Milano, 14 Luglio 2015
Capita, a volte, di avere voglia di vivere fra le pareti lisce e carezzevoli di una rassicurante comfort zone. Capita, perché magari la tempesta là fuori ci ha messi a dura prova e abbiamo bisogno di accantonare per un po’ un’emotività prorompente che non ci fa riposare da tempo, ci serve una tregua, per chiudere un po’ gli occhi e predisporci a ricevere un sorriso di quelli che si toccano, o un abbraccio. Meglio entrambi, se si può.
La comfort zone è quella condizione mentale e comportamentale di appagante confidenza dove tutto ci è noto, dove ci sentiamo accolti, e a nostro agio, mentre sgambettiamo qua e là senza incorrere in grossi rischi, né sorprese, i nostri livelli di ansia e stress sono ridotti ai minimi termini e le nostre performance, sia fisiche sia intellettive, sono stabili, senza picchi di rilievo, anzi piuttosto appiattite verso il basso. Quando ci abbandoniamo alla quiete e alla serenità della comfort zone le nostre incertezze e la nostra vulnerabilità svaniscono, come per effetto di una pozione magica, e ci è comunque garantito, senza un particolare impegno, l’accesso a una fornitura basic di elementi in grado di soddisfare i nostri bisogni primari, che includono non solo acqua e cibo, ma anche tempo e affetto.
Comfort zone significa jeans e t-shirt, la pizza sul divano, le chiacchiere infinite, a volte leggere e dissacranti, con quegli amici intimi a cui non dobbiamo dimostrare nulla perché ci vogliono bene anche solo per il nostro sguardo inconfondibile, che spazia dall’ingenuo cerbiattone al graffiante felino in un batter d’ali (di una farfalla che passava di là).
E vuol dire anche consentirci di portare in giro il broncio per un giorno intero se nella notte abbiamo fatto un incubo che ci ha fatti piangere un po’, senza preoccuparci di sembrare meno allegri e solari, e quindi meno affascinanti, di come tutti ci conoscono e si aspettano che siamo. E uno scrub deciso, aromatizzato agli olii essenziali, che riesce a smussare gli angoli della vita e alla fine ammorbidisce anche i sogni.
Evadere dalla comfort zone ci porta spesso a perdere il controllo, lasciare barcollare il nostro equilibrio a ritmo con le emozioni, far scorrere i brividi lungo ogni centimetro di pelle che ricopre la nostra anima accesa e sentire l’adrenalina che pulsa a palla, mentre dipingiamo la nostra vita a pennellate di tinte forti.
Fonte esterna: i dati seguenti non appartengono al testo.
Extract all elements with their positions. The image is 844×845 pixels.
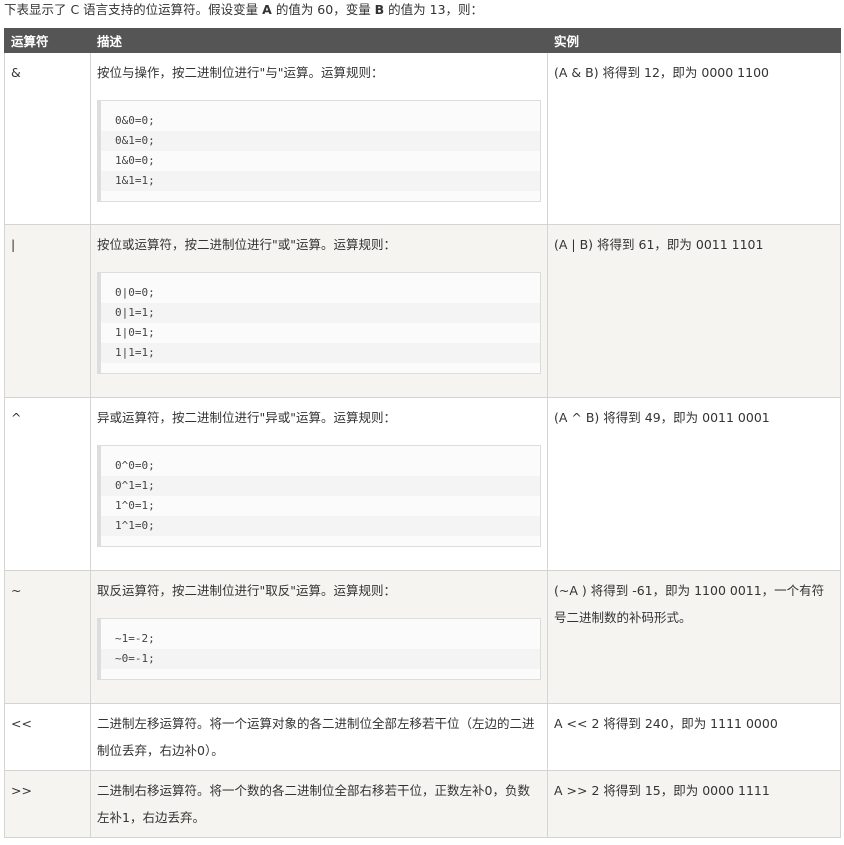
description-text: 取反运算符，按二进制位进行"取反"运算。运算规则： — [97, 583, 397, 598]
description-cell: 按位或运算符，按二进制位进行"或"运算。运算规则： 0|0=0; 0|1=1; … — [90, 224, 548, 398]
header-example: 实例 — [547, 28, 841, 53]
description-cell: 二进制左移运算符。将一个运算对象的各二进制位全部左移若干位（左边的二进制位丢弃，… — [90, 703, 548, 771]
code-block: 0&0=0; 0&1=0; 1&0=0; 1&1=1; — [97, 100, 541, 202]
intro-text: 下表显示了 C 语言支持的位运算符。假设变量 A 的值为 60，变量 B 的值为… — [4, 2, 483, 22]
operator-cell: >> — [4, 770, 91, 838]
intro-suffix: 的值为 13，则： — [384, 2, 484, 17]
table-row: ~ 取反运算符，按二进制位进行"取反"运算。运算规则： ~1=-2; ~0=-1… — [4, 570, 841, 704]
intro-var-b: B — [374, 2, 385, 17]
operator-cell: ^ — [4, 397, 91, 571]
description-cell: 取反运算符，按二进制位进行"取反"运算。运算规则： ~1=-2; ~0=-1; — [90, 570, 548, 704]
description-cell: 异或运算符，按二进制位进行"异或"运算。运算规则： 0^0=0; 0^1=1; … — [90, 397, 548, 571]
intro-mid: 的值为 60，变量 — [271, 2, 375, 17]
description-text: 异或运算符，按二进制位进行"异或"运算。运算规则： — [97, 410, 397, 425]
table-row: | 按位或运算符，按二进制位进行"或"运算。运算规则： 0|0=0; 0|1=1… — [4, 224, 841, 398]
code-line: ~1=-2; — [115, 632, 155, 645]
code-line: 1|1=1; — [101, 343, 540, 363]
description-cell: 二进制右移运算符。将一个数的各二进制位全部右移若干位，正数左补0，负数左补1，右… — [90, 770, 548, 838]
code-line: ~0=-1; — [101, 649, 540, 669]
table-row: ^ 异或运算符，按二进制位进行"异或"运算。运算规则： 0^0=0; 0^1=1… — [4, 397, 841, 571]
table-row: & 按位与操作，按二进制位进行"与"运算。运算规则： 0&0=0; 0&1=0;… — [4, 52, 841, 225]
intro-var-a: A — [262, 2, 272, 17]
code-line: 0|0=0; — [115, 286, 155, 299]
header-operator: 运算符 — [4, 28, 91, 53]
table-row: << 二进制左移运算符。将一个运算对象的各二进制位全部左移若干位（左边的二进制位… — [4, 703, 841, 771]
operator-cell: | — [4, 224, 91, 398]
code-line: 0|1=1; — [101, 303, 540, 323]
description-text: 按位或运算符，按二进制位进行"或"运算。运算规则： — [97, 237, 397, 252]
description-cell: 按位与操作，按二进制位进行"与"运算。运算规则： 0&0=0; 0&1=0; 1… — [90, 52, 548, 225]
example-cell: A >> 2 将得到 15，即为 0000 1111 — [547, 770, 841, 838]
header-description: 描述 — [90, 28, 548, 53]
table-header-row: 运算符 描述 实例 — [4, 28, 841, 53]
intro-prefix: 下表显示了 C 语言支持的位运算符。假设变量 — [4, 2, 263, 17]
code-line: 1|0=1; — [115, 326, 155, 339]
code-line: 0&0=0; — [115, 114, 155, 127]
code-block: ~1=-2; ~0=-1; — [97, 618, 541, 680]
code-line: 0^0=0; — [115, 459, 155, 472]
code-line: 0^1=1; — [101, 476, 540, 496]
code-block: 0|0=0; 0|1=1; 1|0=1; 1|1=1; — [97, 272, 541, 374]
operator-cell: & — [4, 52, 91, 225]
example-cell: (~A ) 将得到 -61，即为 1100 0011，一个有符号二进制数的补码形… — [547, 570, 841, 704]
operators-table: 运算符 描述 实例 & 按位与操作，按二进制位进行"与"运算。运算规则： 0&0… — [4, 28, 841, 838]
example-cell: (A & B) 将得到 12，即为 0000 1100 — [547, 52, 841, 225]
operator-cell: << — [4, 703, 91, 771]
code-line: 1&1=1; — [101, 171, 540, 191]
operator-cell: ~ — [4, 570, 91, 704]
code-line: 0&1=0; — [101, 131, 540, 151]
code-line: 1^0=1; — [115, 499, 155, 512]
code-block: 0^0=0; 0^1=1; 1^0=1; 1^1=0; — [97, 445, 541, 547]
table-row: >> 二进制右移运算符。将一个数的各二进制位全部右移若干位，正数左补0，负数左补… — [4, 770, 841, 838]
code-line: 1&0=0; — [115, 154, 155, 167]
example-cell: (A ^ B) 将得到 49，即为 0011 0001 — [547, 397, 841, 571]
example-cell: A << 2 将得到 240，即为 1111 0000 — [547, 703, 841, 771]
code-line: 1^1=0; — [101, 516, 540, 536]
example-cell: (A | B) 将得到 61，即为 0011 1101 — [547, 224, 841, 398]
description-text: 按位与操作，按二进制位进行"与"运算。运算规则： — [97, 65, 384, 80]
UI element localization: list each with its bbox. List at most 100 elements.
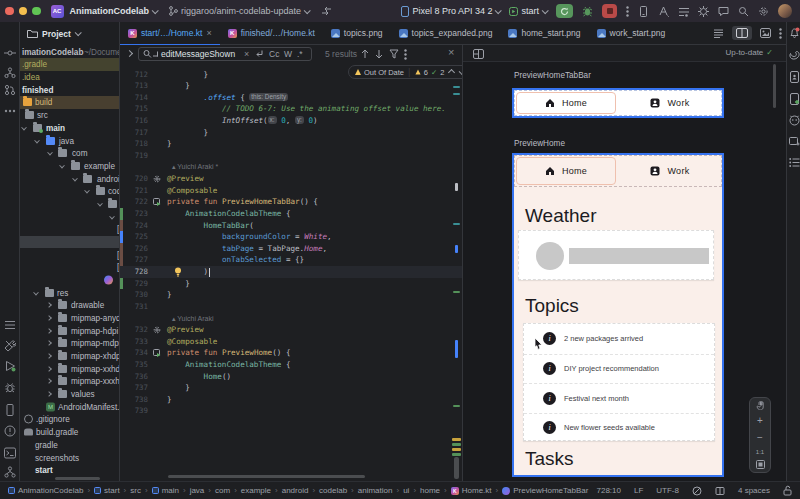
breadcrumb-item[interactable]: src [130, 486, 141, 495]
commit-tool-icon[interactable] [4, 47, 16, 59]
build-tool-icon[interactable] [4, 340, 16, 352]
search-options-icon[interactable] [404, 49, 407, 60]
more-tools-icon[interactable] [4, 105, 16, 117]
expand-search-icon[interactable] [126, 50, 133, 57]
close-search-icon[interactable]: × [448, 48, 454, 57]
search-everywhere-icon[interactable] [738, 6, 749, 17]
unlock-icon[interactable] [783, 485, 792, 496]
search-history-icon[interactable] [153, 51, 158, 56]
chevron-down-icon[interactable] [21, 125, 27, 131]
split-view-button[interactable] [732, 26, 752, 40]
editor-tab[interactable]: Kstart/…/Home.kt× [120, 22, 220, 45]
chevron-down-icon[interactable] [72, 175, 78, 181]
chevron-down-icon[interactable] [33, 289, 39, 295]
editor-tab[interactable]: topics_expanded.png [391, 22, 501, 45]
code-area[interactable]: 712 }713 }714 .offset { this: Density715… [120, 62, 462, 477]
close-window-button[interactable] [5, 7, 14, 16]
app-tab-work[interactable]: Work [618, 155, 722, 187]
chevron-down-icon[interactable] [34, 137, 40, 143]
window-controls[interactable] [5, 7, 41, 16]
code-editor[interactable]: editMessageShown × Cc W .* 5 results × 7… [120, 45, 462, 481]
tool-windows-icon[interactable] [678, 6, 689, 17]
topic-row[interactable]: iDIY project recommendation [524, 354, 714, 384]
ai-assistant-icon[interactable] [658, 6, 669, 17]
chevron-down-icon[interactable] [109, 213, 115, 219]
tree-item-build.gradle[interactable]: build.gradle [20, 426, 120, 439]
clear-search-icon[interactable]: × [244, 49, 249, 58]
code-view-icon[interactable] [713, 28, 724, 39]
menu-icon[interactable] [4, 319, 16, 331]
tree-item-mipmap-xxxhdp[interactable]: mipmap-xxxhdp [20, 375, 120, 388]
maximize-window-button[interactable] [32, 7, 41, 16]
tree-item-gradle[interactable]: gradle [20, 438, 120, 451]
tree-item-finished[interactable]: finished [20, 83, 120, 96]
chevron-right-icon[interactable] [46, 379, 52, 385]
tree-item-AndroidManifest.xn[interactable]: MAndroidManifest.xn [20, 400, 120, 413]
tree-item-res[interactable]: res [20, 286, 120, 299]
running-devices-tool-icon[interactable] [4, 404, 16, 416]
breadcrumb-item[interactable]: codelab [319, 486, 347, 495]
match-case-toggle[interactable]: Cc [269, 49, 279, 59]
settings-icon[interactable] [758, 6, 769, 17]
next-occurrence-icon[interactable] [375, 49, 383, 59]
breadcrumb-item[interactable]: example [241, 486, 271, 495]
preview-scrollbar[interactable] [773, 64, 776, 108]
terminal-tool-icon[interactable] [4, 447, 16, 459]
tree-item-codelab[interactable]: codelab [20, 185, 120, 198]
zoom-out-button[interactable]: − [757, 432, 763, 443]
editor-horizontal-scrollbar[interactable] [168, 475, 365, 478]
tree-item-example[interactable]: example [20, 160, 120, 173]
run-preview-icon[interactable] [153, 349, 161, 357]
filter-icon[interactable] [389, 49, 399, 59]
close-tab-icon[interactable]: × [206, 29, 211, 38]
breadcrumb-item[interactable]: android [282, 486, 309, 495]
tree-item-main[interactable]: main [20, 121, 120, 134]
file-encoding[interactable]: UTF-8 [656, 486, 679, 495]
tree-item-src[interactable]: src [20, 109, 120, 122]
chevron-down-icon[interactable] [97, 201, 103, 207]
logcat-icon[interactable] [789, 115, 800, 126]
preview-settings-icon[interactable] [153, 175, 161, 183]
zoom-to-fit-icon[interactable] [756, 460, 765, 469]
vcs-tool-icon[interactable] [4, 466, 16, 478]
running-devices-icon[interactable] [789, 71, 800, 83]
inspection-widget[interactable]: Out Of Date │ 6 ✓ 2 [348, 65, 462, 79]
app-tab-work[interactable]: Work [618, 90, 722, 116]
rerun-button[interactable] [556, 4, 573, 18]
prev-occurrence-icon[interactable] [361, 49, 369, 59]
tree-item-mipmap-anydpi-[interactable]: mipmap-anydpi- [20, 312, 120, 325]
topic-row[interactable]: i2 new packages arrived [524, 324, 714, 354]
preview-home-tab-bar[interactable]: Home Work [512, 88, 724, 118]
tree-item-[[interactable]: [ [20, 223, 120, 236]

Un viaggio che riempie il cuore di gioia e ringiovanisce le sensazioni, non c’è alcun dubbio.
Il rovescio della medaglia è che per intraprenderlo, questo viaggio, dobbiamo necessariamente rinunciare a quella sensazione di sicurezza che ci cura, ci coccola e lenisce le ferite della nostra anima, a volte stanca di battaglie faticose da combattere.
Ho proprio capito che ci sono momenti, nella vita, in cui vivere al riparo, protetti dalle pareti blu della nostra comfort zone, possibilmente dissolvendo anche i confini del nostro corpo verso una trasparenza sempre più pura, fa davvero bene.
E poi ce ne sono altri in cui, al contrario, diventa indispensabile prendere una boccata d’aria fresca al di fuori di quei confini rassicuranti, e allora la trasparenza riassume consistenza, i contorni dell’anima si materializzano di nuovo, la gravità della vita ricompare e lo sguardo del mondo ce lo sentiamo di nuovo addosso, sulla pelle. E bisogna ritornare a garantire performance più elevate, riacquisire una forma un po’ più smagliante, cavalcare nuovamente l’onda della curiosità (che non ci ha mai davvero abbandonati) e ricominciare a elargire parole sagaci, cultura in pillole e sorrisi.
Ecco, per tutto questo, a volte, ci vuole un fisico bestiale. Bisogna essere pronti, e sufficientemente determinati.
Mi sa che aspetto ancora qualche mese…
Sarò anche in controtendenza, ma non me ne faccio una colpa. Una scelta così non tutti possono capirla, lo so, e forse è inutile anche sforzarsi di farlo. Da fuori sembra tutto meno avvincente, ma qui dentro non si sta poi così male. C’est la vie.
“I trattati di pace con se stessi sono spesso i più difficili da concludere” (Romain Gary).